REPUBLIKA.CO.ID, JAKARTA--Ketua Mahkamah Konstitusi (Mk), Mahfud MD, menegaskan bahwa Jaksa Agung harus berhenti sejak keluarnya keputusan MK terhadap UU No 16/2004 tentang Kejaksaan. Kewenagan Jaksa Agung untuk sementara bisa diambil alih oleh Wakil Jaksa Agung.
"Harus berhenti sejak pukul 14.35 tadi," kata Mahfud saat ditemui wartawan sesaat setelah memimpin sidang uji materi UU Kejaksaan itu, Rabu (22/09). Jaksa Agung yang menjabat saat ini tidak boleh membuat keputusan karena jabatan dianggap tidak sah.
Seperti yang diketahui, dalam putusannya MK menetapkan Pasal 22 ayat (1) huruf d UU tersebut dinyatakan konstitusional bersyarat.

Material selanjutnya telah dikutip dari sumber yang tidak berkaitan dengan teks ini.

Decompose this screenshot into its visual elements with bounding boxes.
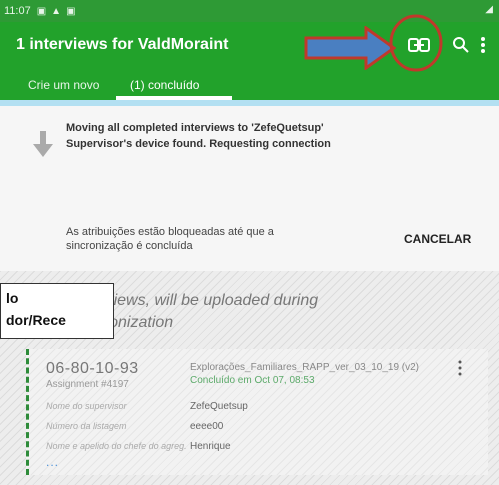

Pasal tersebut dinyatakan konstitusional asalkan dimaknai 'masa jabatan Jaksa Agung itu berakhir dengan berakhirnya masa jabatan Presiden Republik Indonesia dalam satu periode bersama-sama masa jabatan anggota kabinet atau diberhentikan dalam masa jabatannya oleh Presiden dalam periode yang bersangkutan'.
Mahfud berharap dengan keputusan tersebut dapat menghentikan kontroversi tentang legalitas Jaksa Agung yang mencuat sejak uji materi UU Kejaksaan berlangsung. "Dulu Jaksa Agung (jabatannya) itu tidak jelas kelaminnya. Kami beri kelamin sampai ada legislatif review," ujarnya. Sejak keputusan itu dibacakan, Jaksa Agung bisa dianggap demisioner dan kewenangannya bisa dijalankan oleh Wakil Jaksa Agung.
Kemudian terkait kasus hukum yang menjerat pemohon (Yusril Ihza Mahendra), Mahfud menegaskan bahwa penyidikan masih tetap berjalan. "Tidak ada masalah legalitas di situ," katanya. MK tidak bisa menghentikan sebuah proses penyidikan. Karena MK memutuskan sesuatu yang abstrak yaitu norma dari sebuah UU. Sedangkan penyidikan itu bersifat konkret.
Menanggapi keputusan tersebut, Yusril Ihza Mahendra yang menggelar jumpa pers seusai sidang menyatakan bahwa pendapatnya tentang jabatan Jaksa Agung dibenarkan oleh MK. "Ternyata pendapat saya bahwa jabatan Jaksa Agung itu dibatasi seusai jabatan kabinet itu dibenarkan MK," katanya.
Oleh karena itu, menurut Yusril, mulai hari ini, Rabu, (22/09), Hendarman Supandji sudah tidak mempunyai kewenangan untuk melakukan tindakan apapun. "Hendarman tidak lagi sah. Tidak bisa melakukan tindakan atas nama jabatannya," tegasnya.
Putusan MK ini harusnya bisa menjadi pembelajaran bagi semua warga negara Indonesia dan juga presiden yang mengangkat Jaksa Agung. "Ini sumbangan saya pada pemikiran hukum," kata Yusril.
Sementara itu, Staf Ahli Presiden bidang Hukum, Denny Indrayana, memiliki penafsiran berbeda dengan Ketua MK. Dia justru menyatakan bahwa dalam putusan MK tidak ada masalah legalitas dalam jabatan Jaksa Agung. "Apa yang dilakukan Jaksa Agung masih tetap sah," katanya seusai mengikuti sidang.
Sehingga menurut Denny, setelah putusan MK itu tidak benar jika posisi Jaksa Agung yang saat ini ilegal. "Tidak ada satu kalimat pun menyatakan ilegal," jelasnya.